1. "On the Beach (extended version)**" (3:56)
2. "Bond Meets Moon*/Hovercrafts*" (2:16)
3. "How Do You Intend to Kill Me Now, Mr. Bond?*" (2:02)
4. "Hovercraft Chase" (3:48)
5. "Bond to Jail*" (0:49)
6. "Some Kind of Hero?" (4:32)
7. "Kiss of Life*" (4:46)
8. "Peaceful Fountains of Desire*" (1:05)
9. "What's In it For You?*/Cuba*" (1:21)
10. "Cuban Car*" (0:50)
11. "Jinx Jordan" (1:28)
12. "Jinx & James" (2:03)
13. "Wheelchair Access*" (2:22)
14. "Jinx, James and Genes*" (5:14)
15. "Gustav Graves’ Grand Entrance*" (1:34)
16. "Blades*" (3:12)
17. "Bond Gets the Key*/Virtual Reality*" (2:01)
18. "The Vanish*/Bond Goes to Iceland*" (2:10)
19. "The Explanation*" (1:36)
20. "Icarus" (1:23)
21. "Ice Spy*"(3:00)
22. "A Touch of Frost" (1:50)
23. "Laser Fight" (4:36)
24. "It Belongs to His Boss*/Double Agent*" (2:34)
25. "Whiteout" (4:55)
26. "Bond Kidnaps Skidoo*" (2:29)
27. "Iced Inc." (3:08)
28. "Ice Palace Car Chase*" (4:57)

Disc 2

1. "Switchblades*" (3:23)
2. "Antonov" (11:51)
3. "Antonov Gets It*" (3:20)
4. "Moneypenny Gets It*" (1:11)
5. "Going Down Together" (1:32)

Additional Music

1. "On the Beach" (2:50)
2. "Hovercraft Chase (film version)**" (3:47)
3. "Some Kind of Hero? (film version)**" (4:32)
4. "Peaceful Fountains of Desire (alternate ending)*" (1:06)
5. "What's In it For You? (orchestra only)*" (0:41)
6. "Welcome to Cuba" (2:07)
7. "Jinx Jordan (orchestra only)**" (1:28)
8. "Jinx & James (film version)**" (2:07)
9. "Wheelchair Access (original version)*" (2:22)
10. "Party Trick (source)*" (1:37)
11. "A Touch of Frost (film version)**" (1:50)
12. "Laser Fight (film version)**" (4:38)
13. "Whiteout (full mix)**" (4:55)
14. "Antonov (film version)**" (11:51)
15. "James Bond Will Return*"(3:54)
 (*) Previously unreleased
 (**) Contains previously unreleased material

== In popular culture ==
- South Korean figure skater Kim Yuna used the track "Going Down Together" as part of her James Bond Medley short program for the 2009–2010 season.

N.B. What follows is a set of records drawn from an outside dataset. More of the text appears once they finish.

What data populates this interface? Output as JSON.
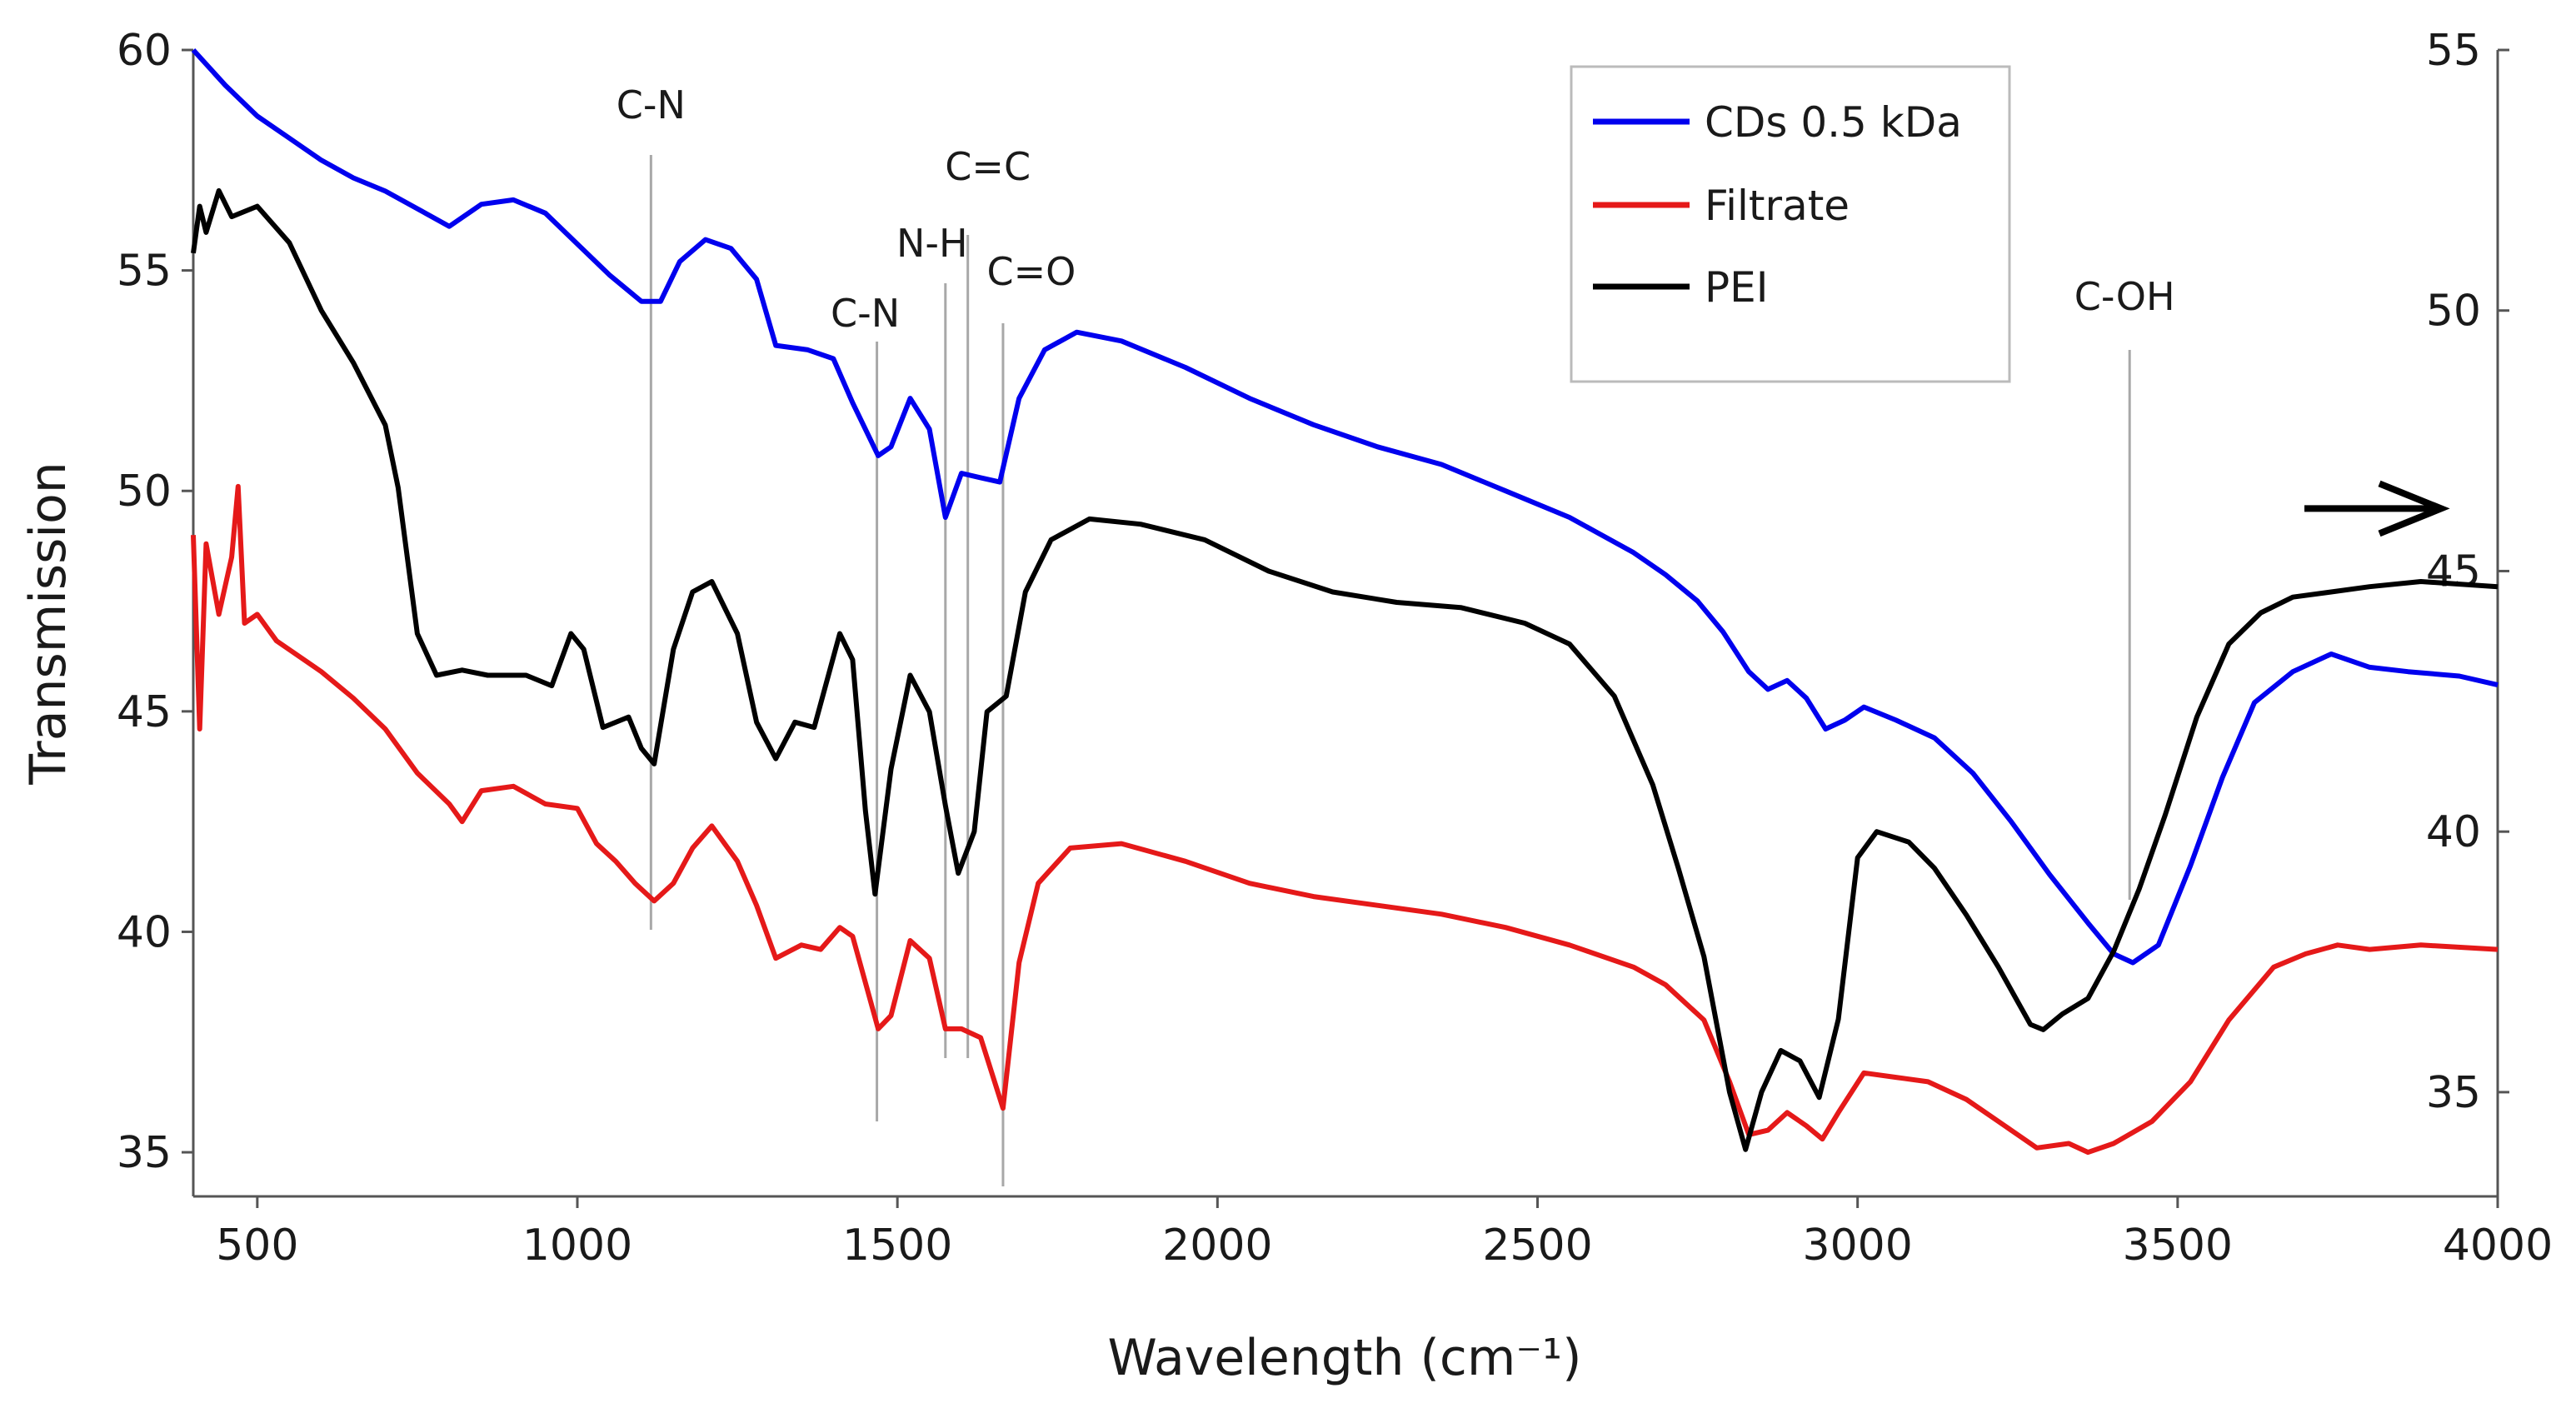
{
  "chart_data": {
    "type": "line",
    "title": "",
    "xlabel": "Wavelength (cm⁻¹)",
    "ylabel": "Transmission",
    "xlim": [
      400,
      4000
    ],
    "ylim": [
      34,
      60
    ],
    "y2lim": [
      33,
      55
    ],
    "grid": false,
    "legend_position": "top-right",
    "x_ticks": [
      "500",
      "1000",
      "1500",
      "2000",
      "2500",
      "3000",
      "3500",
      "4000"
    ],
    "x_tick_values": [
      500,
      1000,
      1500,
      2000,
      2500,
      3000,
      3500,
      4000
    ],
    "y_ticks": [
      "35",
      "40",
      "45",
      "50",
      "55",
      "60"
    ],
    "y_tick_values": [
      35,
      40,
      45,
      50,
      55,
      60
    ],
    "y2_ticks": [
      "35",
      "40",
      "45",
      "50",
      "55"
    ],
    "y2_tick_values": [
      35,
      40,
      45,
      50,
      55
    ],
    "arrow_y2_value": 46.2,
    "series": [
      {
        "name": "CDs 0.5 kDa",
        "color": "#0000ee",
        "axis": "left",
        "points": [
          [
            400,
            60
          ],
          [
            450,
            59.2
          ],
          [
            500,
            58.5
          ],
          [
            550,
            58.0
          ],
          [
            600,
            57.5
          ],
          [
            650,
            57.1
          ],
          [
            700,
            56.8
          ],
          [
            750,
            56.4
          ],
          [
            800,
            56.0
          ],
          [
            850,
            56.5
          ],
          [
            900,
            56.6
          ],
          [
            950,
            56.3
          ],
          [
            1000,
            55.6
          ],
          [
            1050,
            54.9
          ],
          [
            1100,
            54.3
          ],
          [
            1130,
            54.3
          ],
          [
            1160,
            55.2
          ],
          [
            1200,
            55.7
          ],
          [
            1240,
            55.5
          ],
          [
            1280,
            54.8
          ],
          [
            1310,
            53.3
          ],
          [
            1360,
            53.2
          ],
          [
            1400,
            53.0
          ],
          [
            1430,
            52.0
          ],
          [
            1470,
            50.8
          ],
          [
            1490,
            51.0
          ],
          [
            1520,
            52.1
          ],
          [
            1550,
            51.4
          ],
          [
            1575,
            49.4
          ],
          [
            1600,
            50.4
          ],
          [
            1630,
            50.3
          ],
          [
            1660,
            50.2
          ],
          [
            1690,
            52.1
          ],
          [
            1730,
            53.2
          ],
          [
            1780,
            53.6
          ],
          [
            1850,
            53.4
          ],
          [
            1950,
            52.8
          ],
          [
            2050,
            52.1
          ],
          [
            2150,
            51.5
          ],
          [
            2250,
            51.0
          ],
          [
            2350,
            50.6
          ],
          [
            2450,
            50.0
          ],
          [
            2550,
            49.4
          ],
          [
            2650,
            48.6
          ],
          [
            2700,
            48.1
          ],
          [
            2750,
            47.5
          ],
          [
            2790,
            46.8
          ],
          [
            2830,
            45.9
          ],
          [
            2860,
            45.5
          ],
          [
            2890,
            45.7
          ],
          [
            2920,
            45.3
          ],
          [
            2950,
            44.6
          ],
          [
            2980,
            44.8
          ],
          [
            3010,
            45.1
          ],
          [
            3060,
            44.8
          ],
          [
            3120,
            44.4
          ],
          [
            3180,
            43.6
          ],
          [
            3240,
            42.5
          ],
          [
            3300,
            41.3
          ],
          [
            3360,
            40.2
          ],
          [
            3400,
            39.5
          ],
          [
            3430,
            39.3
          ],
          [
            3470,
            39.7
          ],
          [
            3520,
            41.5
          ],
          [
            3570,
            43.5
          ],
          [
            3620,
            45.2
          ],
          [
            3680,
            45.9
          ],
          [
            3740,
            46.3
          ],
          [
            3800,
            46.0
          ],
          [
            3860,
            45.9
          ],
          [
            3940,
            45.8
          ],
          [
            4000,
            45.6
          ]
        ]
      },
      {
        "name": "Filtrate",
        "color": "#e51919",
        "axis": "left",
        "points": [
          [
            400,
            49.0
          ],
          [
            410,
            44.6
          ],
          [
            420,
            48.8
          ],
          [
            440,
            47.2
          ],
          [
            460,
            48.5
          ],
          [
            470,
            50.1
          ],
          [
            480,
            47.0
          ],
          [
            500,
            47.2
          ],
          [
            530,
            46.6
          ],
          [
            600,
            45.9
          ],
          [
            650,
            45.3
          ],
          [
            700,
            44.6
          ],
          [
            750,
            43.6
          ],
          [
            800,
            42.9
          ],
          [
            820,
            42.5
          ],
          [
            850,
            43.2
          ],
          [
            900,
            43.3
          ],
          [
            950,
            42.9
          ],
          [
            1000,
            42.8
          ],
          [
            1030,
            42.0
          ],
          [
            1060,
            41.6
          ],
          [
            1090,
            41.1
          ],
          [
            1120,
            40.7
          ],
          [
            1150,
            41.1
          ],
          [
            1180,
            41.9
          ],
          [
            1210,
            42.4
          ],
          [
            1250,
            41.6
          ],
          [
            1280,
            40.6
          ],
          [
            1310,
            39.4
          ],
          [
            1350,
            39.7
          ],
          [
            1380,
            39.6
          ],
          [
            1410,
            40.1
          ],
          [
            1430,
            39.9
          ],
          [
            1470,
            37.8
          ],
          [
            1490,
            38.1
          ],
          [
            1520,
            39.8
          ],
          [
            1550,
            39.4
          ],
          [
            1575,
            37.8
          ],
          [
            1600,
            37.8
          ],
          [
            1630,
            37.6
          ],
          [
            1665,
            36.0
          ],
          [
            1690,
            39.3
          ],
          [
            1720,
            41.1
          ],
          [
            1770,
            41.9
          ],
          [
            1850,
            42.0
          ],
          [
            1950,
            41.6
          ],
          [
            2050,
            41.1
          ],
          [
            2150,
            40.8
          ],
          [
            2250,
            40.6
          ],
          [
            2350,
            40.4
          ],
          [
            2450,
            40.1
          ],
          [
            2550,
            39.7
          ],
          [
            2650,
            39.2
          ],
          [
            2700,
            38.8
          ],
          [
            2760,
            38.0
          ],
          [
            2800,
            36.6
          ],
          [
            2830,
            35.4
          ],
          [
            2860,
            35.5
          ],
          [
            2890,
            35.9
          ],
          [
            2920,
            35.6
          ],
          [
            2945,
            35.3
          ],
          [
            2970,
            35.9
          ],
          [
            3010,
            36.8
          ],
          [
            3060,
            36.7
          ],
          [
            3110,
            36.6
          ],
          [
            3170,
            36.2
          ],
          [
            3230,
            35.6
          ],
          [
            3280,
            35.1
          ],
          [
            3330,
            35.2
          ],
          [
            3360,
            35.0
          ],
          [
            3400,
            35.2
          ],
          [
            3460,
            35.7
          ],
          [
            3520,
            36.6
          ],
          [
            3580,
            38.0
          ],
          [
            3650,
            39.2
          ],
          [
            3700,
            39.5
          ],
          [
            3750,
            39.7
          ],
          [
            3800,
            39.6
          ],
          [
            3880,
            39.7
          ],
          [
            4000,
            39.6
          ]
        ]
      },
      {
        "name": "PEI",
        "color": "#000000",
        "axis": "right",
        "points": [
          [
            400,
            51.1
          ],
          [
            410,
            52.0
          ],
          [
            420,
            51.5
          ],
          [
            440,
            52.3
          ],
          [
            460,
            51.8
          ],
          [
            500,
            52.0
          ],
          [
            550,
            51.3
          ],
          [
            600,
            50.0
          ],
          [
            650,
            49.0
          ],
          [
            700,
            47.8
          ],
          [
            720,
            46.6
          ],
          [
            750,
            43.8
          ],
          [
            780,
            43.0
          ],
          [
            820,
            43.1
          ],
          [
            860,
            43.0
          ],
          [
            920,
            43.0
          ],
          [
            960,
            42.8
          ],
          [
            990,
            43.8
          ],
          [
            1010,
            43.5
          ],
          [
            1040,
            42.0
          ],
          [
            1080,
            42.2
          ],
          [
            1100,
            41.6
          ],
          [
            1120,
            41.3
          ],
          [
            1150,
            43.5
          ],
          [
            1180,
            44.6
          ],
          [
            1210,
            44.8
          ],
          [
            1250,
            43.8
          ],
          [
            1280,
            42.1
          ],
          [
            1310,
            41.4
          ],
          [
            1340,
            42.1
          ],
          [
            1370,
            42.0
          ],
          [
            1410,
            43.8
          ],
          [
            1430,
            43.3
          ],
          [
            1450,
            40.4
          ],
          [
            1465,
            38.8
          ],
          [
            1490,
            41.2
          ],
          [
            1520,
            43.0
          ],
          [
            1550,
            42.3
          ],
          [
            1575,
            40.5
          ],
          [
            1595,
            39.2
          ],
          [
            1620,
            40.0
          ],
          [
            1640,
            42.3
          ],
          [
            1670,
            42.6
          ],
          [
            1700,
            44.6
          ],
          [
            1740,
            45.6
          ],
          [
            1800,
            46.0
          ],
          [
            1880,
            45.9
          ],
          [
            1980,
            45.6
          ],
          [
            2080,
            45.0
          ],
          [
            2180,
            44.6
          ],
          [
            2280,
            44.4
          ],
          [
            2380,
            44.3
          ],
          [
            2480,
            44.0
          ],
          [
            2550,
            43.6
          ],
          [
            2620,
            42.6
          ],
          [
            2680,
            40.9
          ],
          [
            2720,
            39.3
          ],
          [
            2760,
            37.6
          ],
          [
            2800,
            35.0
          ],
          [
            2825,
            33.9
          ],
          [
            2850,
            35.0
          ],
          [
            2880,
            35.8
          ],
          [
            2910,
            35.6
          ],
          [
            2940,
            34.9
          ],
          [
            2970,
            36.4
          ],
          [
            3000,
            39.5
          ],
          [
            3030,
            40.0
          ],
          [
            3080,
            39.8
          ],
          [
            3120,
            39.3
          ],
          [
            3170,
            38.4
          ],
          [
            3220,
            37.4
          ],
          [
            3270,
            36.3
          ],
          [
            3290,
            36.2
          ],
          [
            3320,
            36.5
          ],
          [
            3360,
            36.8
          ],
          [
            3400,
            37.7
          ],
          [
            3440,
            38.9
          ],
          [
            3480,
            40.3
          ],
          [
            3530,
            42.2
          ],
          [
            3580,
            43.6
          ],
          [
            3630,
            44.2
          ],
          [
            3680,
            44.5
          ],
          [
            3740,
            44.6
          ],
          [
            3800,
            44.7
          ],
          [
            3880,
            44.8
          ],
          [
            4000,
            44.7
          ]
        ]
      }
    ],
    "annotations": [
      {
        "label": "C-N",
        "x": 1115
      },
      {
        "label": "C-N",
        "x": 1468
      },
      {
        "label": "N-H",
        "x": 1575
      },
      {
        "label": "C=C",
        "x": 1610
      },
      {
        "label": "C=O",
        "x": 1665
      },
      {
        "label": "C-OH",
        "x": 3425
      }
    ]
  }
}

The James Bond Medley program was also used at the 2010 Winter Olympics in Vancouver, Canada, where Kim went on to win a gold medal.

== See also ==
- James Bond music
- Outline of James Bond

== Certifications and sales==

| Region | Certification | Certified units/sales |
| Brazil (Pro-Música Brasil) | Gold | 50,000^{*} |
| United States | — | 107,000 |
^{*} Sales figures based on certification alone.